Hi, can anyone help solve this equation?
du/dt + u * du/dx - v* (d^2u/dx^2) = 0
with
u(x,0)= 2 for x < 0
u(x,0)= 0 for x >/= 0
The solution is u(x,t) = 2 / (1 + e^((x-t)/v)).
Can anyone show me how to get to this solution please?
First, you have to understand that, this partial differential equation represents diffusive waves moving in fluid. Therefore, we are looking for a solution in the form of:
[imath]u(x,t) = f(x - ct)[/imath], where [imath]c[/imath] is the speed of the wave.
By using our initial guess above and the initial conditions, we want to show that the solution is:
[imath]\displaystyle u(x,t) = \frac{2}{1 + e^{(x-t)/v}}[/imath]
Notice that, the initial conditions are:
[imath]\displaystyle \lim_{x\rightarrow -\infty} u(x,0) = \lim_{x\rightarrow -\infty} \frac{2}{1 + e^{x/v}} = 2[/imath]
AND
[imath]\displaystyle \lim_{x\rightarrow \infty} u(x,0) = \lim_{x\rightarrow \infty} \frac{2}{1 + e^{x/v}} = 0[/imath]

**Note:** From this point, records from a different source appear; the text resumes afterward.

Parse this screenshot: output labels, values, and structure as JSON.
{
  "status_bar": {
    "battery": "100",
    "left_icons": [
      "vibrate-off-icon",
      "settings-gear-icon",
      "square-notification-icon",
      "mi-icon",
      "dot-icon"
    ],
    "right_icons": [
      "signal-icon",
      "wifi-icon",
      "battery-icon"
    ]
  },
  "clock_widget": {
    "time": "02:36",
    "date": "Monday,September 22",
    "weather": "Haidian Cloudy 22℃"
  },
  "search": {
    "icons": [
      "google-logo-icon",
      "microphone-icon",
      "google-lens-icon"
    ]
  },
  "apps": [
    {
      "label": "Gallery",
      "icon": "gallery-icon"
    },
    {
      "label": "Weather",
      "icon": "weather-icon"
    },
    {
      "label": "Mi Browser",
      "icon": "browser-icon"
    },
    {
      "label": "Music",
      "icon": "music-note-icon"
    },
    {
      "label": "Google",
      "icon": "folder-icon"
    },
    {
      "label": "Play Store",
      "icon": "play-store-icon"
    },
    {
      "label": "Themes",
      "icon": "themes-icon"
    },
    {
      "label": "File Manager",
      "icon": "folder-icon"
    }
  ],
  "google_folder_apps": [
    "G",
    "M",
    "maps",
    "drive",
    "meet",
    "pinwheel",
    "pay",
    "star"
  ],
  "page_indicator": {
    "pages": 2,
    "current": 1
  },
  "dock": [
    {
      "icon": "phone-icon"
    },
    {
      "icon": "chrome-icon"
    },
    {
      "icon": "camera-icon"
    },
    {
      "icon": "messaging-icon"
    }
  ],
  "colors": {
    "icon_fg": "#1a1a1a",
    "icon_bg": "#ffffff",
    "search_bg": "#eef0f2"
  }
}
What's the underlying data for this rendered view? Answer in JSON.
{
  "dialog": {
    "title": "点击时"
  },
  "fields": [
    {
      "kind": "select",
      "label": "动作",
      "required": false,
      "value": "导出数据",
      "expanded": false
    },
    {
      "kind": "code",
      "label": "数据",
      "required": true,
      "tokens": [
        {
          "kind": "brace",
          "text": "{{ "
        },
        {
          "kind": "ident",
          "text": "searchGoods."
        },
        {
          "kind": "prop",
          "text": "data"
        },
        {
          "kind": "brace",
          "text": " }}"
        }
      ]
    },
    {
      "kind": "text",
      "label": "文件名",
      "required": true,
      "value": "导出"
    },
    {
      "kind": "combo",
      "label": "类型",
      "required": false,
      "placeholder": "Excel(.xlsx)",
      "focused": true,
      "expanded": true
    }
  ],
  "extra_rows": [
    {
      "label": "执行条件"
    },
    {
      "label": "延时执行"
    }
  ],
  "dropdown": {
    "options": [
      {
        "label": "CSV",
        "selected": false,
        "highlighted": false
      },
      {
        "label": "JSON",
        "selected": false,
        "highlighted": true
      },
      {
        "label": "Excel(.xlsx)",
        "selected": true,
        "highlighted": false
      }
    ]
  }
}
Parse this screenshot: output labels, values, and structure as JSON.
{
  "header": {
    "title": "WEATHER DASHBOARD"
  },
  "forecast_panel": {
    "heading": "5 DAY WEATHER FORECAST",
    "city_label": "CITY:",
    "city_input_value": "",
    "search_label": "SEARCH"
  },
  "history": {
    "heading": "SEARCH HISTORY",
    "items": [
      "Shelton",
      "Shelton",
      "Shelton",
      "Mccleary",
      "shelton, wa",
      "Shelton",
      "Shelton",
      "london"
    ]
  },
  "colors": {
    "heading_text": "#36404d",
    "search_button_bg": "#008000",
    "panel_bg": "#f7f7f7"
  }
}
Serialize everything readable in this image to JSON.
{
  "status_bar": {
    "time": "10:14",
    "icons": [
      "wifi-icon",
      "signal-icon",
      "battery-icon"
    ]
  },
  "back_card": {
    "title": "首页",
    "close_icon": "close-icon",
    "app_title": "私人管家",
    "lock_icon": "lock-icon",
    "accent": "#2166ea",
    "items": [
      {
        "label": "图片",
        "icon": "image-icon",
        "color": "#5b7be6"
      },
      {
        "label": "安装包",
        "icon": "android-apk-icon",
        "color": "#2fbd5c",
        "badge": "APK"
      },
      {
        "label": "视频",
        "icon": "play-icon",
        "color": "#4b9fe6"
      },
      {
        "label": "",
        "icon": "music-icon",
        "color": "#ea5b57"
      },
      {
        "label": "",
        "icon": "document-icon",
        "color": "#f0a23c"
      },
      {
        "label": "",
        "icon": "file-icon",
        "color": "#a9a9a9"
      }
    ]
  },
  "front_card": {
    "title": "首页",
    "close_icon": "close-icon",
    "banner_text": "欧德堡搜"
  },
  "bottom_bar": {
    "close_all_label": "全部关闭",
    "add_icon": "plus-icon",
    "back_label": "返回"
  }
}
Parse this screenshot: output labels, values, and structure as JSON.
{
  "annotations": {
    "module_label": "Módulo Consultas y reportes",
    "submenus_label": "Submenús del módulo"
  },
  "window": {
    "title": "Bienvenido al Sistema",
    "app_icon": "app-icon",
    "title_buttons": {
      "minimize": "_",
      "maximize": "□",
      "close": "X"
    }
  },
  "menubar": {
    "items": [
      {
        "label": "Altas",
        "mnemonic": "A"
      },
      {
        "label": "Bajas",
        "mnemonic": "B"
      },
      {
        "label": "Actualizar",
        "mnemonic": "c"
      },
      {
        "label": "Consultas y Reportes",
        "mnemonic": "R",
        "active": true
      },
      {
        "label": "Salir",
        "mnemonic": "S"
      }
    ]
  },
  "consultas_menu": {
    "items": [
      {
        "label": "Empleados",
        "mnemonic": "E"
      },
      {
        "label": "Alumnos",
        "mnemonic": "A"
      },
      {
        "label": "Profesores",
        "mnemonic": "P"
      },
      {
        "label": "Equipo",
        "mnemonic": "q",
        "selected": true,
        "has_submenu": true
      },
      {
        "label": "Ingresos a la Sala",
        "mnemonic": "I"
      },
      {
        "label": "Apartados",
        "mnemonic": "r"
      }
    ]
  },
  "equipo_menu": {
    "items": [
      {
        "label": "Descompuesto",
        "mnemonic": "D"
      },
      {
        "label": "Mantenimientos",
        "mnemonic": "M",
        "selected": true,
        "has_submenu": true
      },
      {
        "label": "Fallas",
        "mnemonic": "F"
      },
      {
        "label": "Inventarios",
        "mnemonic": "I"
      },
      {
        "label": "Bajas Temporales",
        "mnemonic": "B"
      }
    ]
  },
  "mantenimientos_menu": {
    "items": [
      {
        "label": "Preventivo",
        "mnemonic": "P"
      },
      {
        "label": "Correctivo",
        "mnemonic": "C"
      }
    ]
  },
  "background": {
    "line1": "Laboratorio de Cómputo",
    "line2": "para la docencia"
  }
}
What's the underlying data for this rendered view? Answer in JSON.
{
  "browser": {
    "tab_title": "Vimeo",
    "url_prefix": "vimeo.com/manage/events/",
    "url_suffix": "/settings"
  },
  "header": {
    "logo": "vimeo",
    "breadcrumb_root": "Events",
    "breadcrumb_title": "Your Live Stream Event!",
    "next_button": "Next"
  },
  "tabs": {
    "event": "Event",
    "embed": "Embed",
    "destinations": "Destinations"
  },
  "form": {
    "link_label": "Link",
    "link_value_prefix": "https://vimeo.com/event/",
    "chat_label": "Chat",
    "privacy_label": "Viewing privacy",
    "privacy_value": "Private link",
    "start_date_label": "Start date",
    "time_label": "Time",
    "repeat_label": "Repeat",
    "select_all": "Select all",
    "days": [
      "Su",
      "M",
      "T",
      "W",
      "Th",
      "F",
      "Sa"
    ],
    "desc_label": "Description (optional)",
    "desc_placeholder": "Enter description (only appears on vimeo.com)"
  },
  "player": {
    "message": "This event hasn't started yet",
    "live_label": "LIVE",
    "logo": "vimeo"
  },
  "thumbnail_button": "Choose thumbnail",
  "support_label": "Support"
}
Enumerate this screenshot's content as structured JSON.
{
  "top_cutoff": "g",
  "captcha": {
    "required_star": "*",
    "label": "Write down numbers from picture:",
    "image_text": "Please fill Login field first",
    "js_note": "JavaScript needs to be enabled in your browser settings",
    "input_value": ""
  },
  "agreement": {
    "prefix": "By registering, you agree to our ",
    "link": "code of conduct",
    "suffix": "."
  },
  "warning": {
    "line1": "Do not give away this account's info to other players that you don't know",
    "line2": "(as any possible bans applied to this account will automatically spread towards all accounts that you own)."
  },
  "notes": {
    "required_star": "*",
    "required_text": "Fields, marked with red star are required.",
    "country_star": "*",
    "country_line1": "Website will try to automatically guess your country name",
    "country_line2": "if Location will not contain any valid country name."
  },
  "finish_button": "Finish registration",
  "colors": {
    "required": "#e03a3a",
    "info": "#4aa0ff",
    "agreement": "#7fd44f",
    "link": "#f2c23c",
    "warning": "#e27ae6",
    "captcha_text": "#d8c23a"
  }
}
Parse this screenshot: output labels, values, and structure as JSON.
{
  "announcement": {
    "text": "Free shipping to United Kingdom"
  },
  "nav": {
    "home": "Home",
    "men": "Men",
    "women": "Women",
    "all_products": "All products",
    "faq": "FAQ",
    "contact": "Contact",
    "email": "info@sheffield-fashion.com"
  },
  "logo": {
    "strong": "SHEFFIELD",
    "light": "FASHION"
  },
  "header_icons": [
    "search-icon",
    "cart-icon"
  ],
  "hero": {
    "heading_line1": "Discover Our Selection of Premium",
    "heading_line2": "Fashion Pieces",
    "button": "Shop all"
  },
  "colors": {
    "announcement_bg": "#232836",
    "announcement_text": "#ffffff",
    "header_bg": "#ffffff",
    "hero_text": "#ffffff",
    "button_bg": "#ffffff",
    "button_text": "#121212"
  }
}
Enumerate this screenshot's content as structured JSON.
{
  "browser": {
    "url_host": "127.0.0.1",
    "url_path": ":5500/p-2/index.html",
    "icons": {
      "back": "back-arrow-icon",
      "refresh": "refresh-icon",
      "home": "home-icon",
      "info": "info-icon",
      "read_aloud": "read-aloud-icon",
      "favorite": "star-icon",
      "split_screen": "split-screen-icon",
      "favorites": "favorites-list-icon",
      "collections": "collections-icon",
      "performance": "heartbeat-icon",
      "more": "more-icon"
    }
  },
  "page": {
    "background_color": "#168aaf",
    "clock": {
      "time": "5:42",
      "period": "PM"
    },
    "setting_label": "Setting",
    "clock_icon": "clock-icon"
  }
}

We will call these two constats [imath]y_1[/imath] and [imath]y_2[/imath].
[imath]y_1 = 2[/imath]
[imath]y_2 = 0[/imath]
Let
[imath]\alpha = x - ct[/imath]
AND
[imath]y = f(\alpha)[/imath]
[imath]\displaystyle \frac{\partial u}{\partial t} = \frac{dy}{d\alpha}\frac{\partial \alpha}{\partial t} = -c\frac{dy}{d\alpha}[/imath]
[imath]\displaystyle \frac{\partial u}{\partial x} = \frac{dy}{d\alpha}\frac{\partial \alpha}{\partial x} = \frac{dy}{d\alpha}[/imath]
[imath]\displaystyle \frac{\partial^2 u}{\partial x^2} = \frac{dy^2}{d\alpha^2}[/imath]
Substitute in the original differential equation:
[imath]\displaystyle -c\frac{dy}{d\alpha} + y\frac{dy}{d\alpha} - v\frac{dy^2}{d\alpha^2} = 0[/imath]
Now we can reduce this differential equation one degree by integrating each term with respect to [imath]\alpha.[/imath]
[imath]\displaystyle -cy + \frac{1}{2}y^2 - v\frac{dy}{d\alpha} = A, \ \ \ \ [/imath] where [imath]A[/imath] is the constant of integration.
Rearranging the equation, gives:
[imath]\displaystyle 2v\frac{dy}{d\alpha} = y^2 - 2cy - 2A = (y - y_1)(y - y_2)[/imath],
where [imath]y_1 = c + \sqrt{c^2 + 2A} \ \ \ \ \ [/imath] AND [imath] \ \ \ \ \ y_2 = c - \sqrt{c^2 + 2A}[/imath]
These are the same constants of the initial conditions.
Now we can integrate by partial fraction decomposition.
[imath]\displaystyle \int \frac{2v}{(y - y_1)(y - y_2)} \ dy = \int \ d\alpha[/imath]
[imath]\displaystyle \frac{2v}{y_1 - y_2}\ln\left(\frac{y_1-y}{y - y_2}\right) = \alpha[/imath]
We don't have an integration constant because we know that [imath]y_2 < y < y_1[/imath].
Simplifying the solution and rearrange to solve for [imath]y[/imath], we get:
[imath]\displaystyle y = f(\alpha) = \frac{y_1 + y_2e^{\frac{y_1-y_2}{2v}\alpha}}{1+e^{\frac{y_1-y_2}{2v}\alpha}}[/imath]
We already know that [imath]y_1 = 2 \ \ \ \ [/imath] AND [imath] \ \ \ \ y_2 = 0[/imath]. Therefore, the solution will be:
[imath]f(\alpha) = \frac{2}{1+e^{\frac{\alpha}{v}}}[/imath]
[imath]u(x,t) = f(x - ct) = \frac{2}{1+e^{\frac{x - ct}{v}}}[/imath]
The final trick is to find the speed of the moving wave, [imath]c[/imath].
[imath]c = \frac{1}{2}(y_1 + y_2) = \frac{1}{2}(2 + 0) = 1[/imath]
[imath]u(x,t) = \frac{2}{1+e^{\frac{x - t}{v}}}[/imath]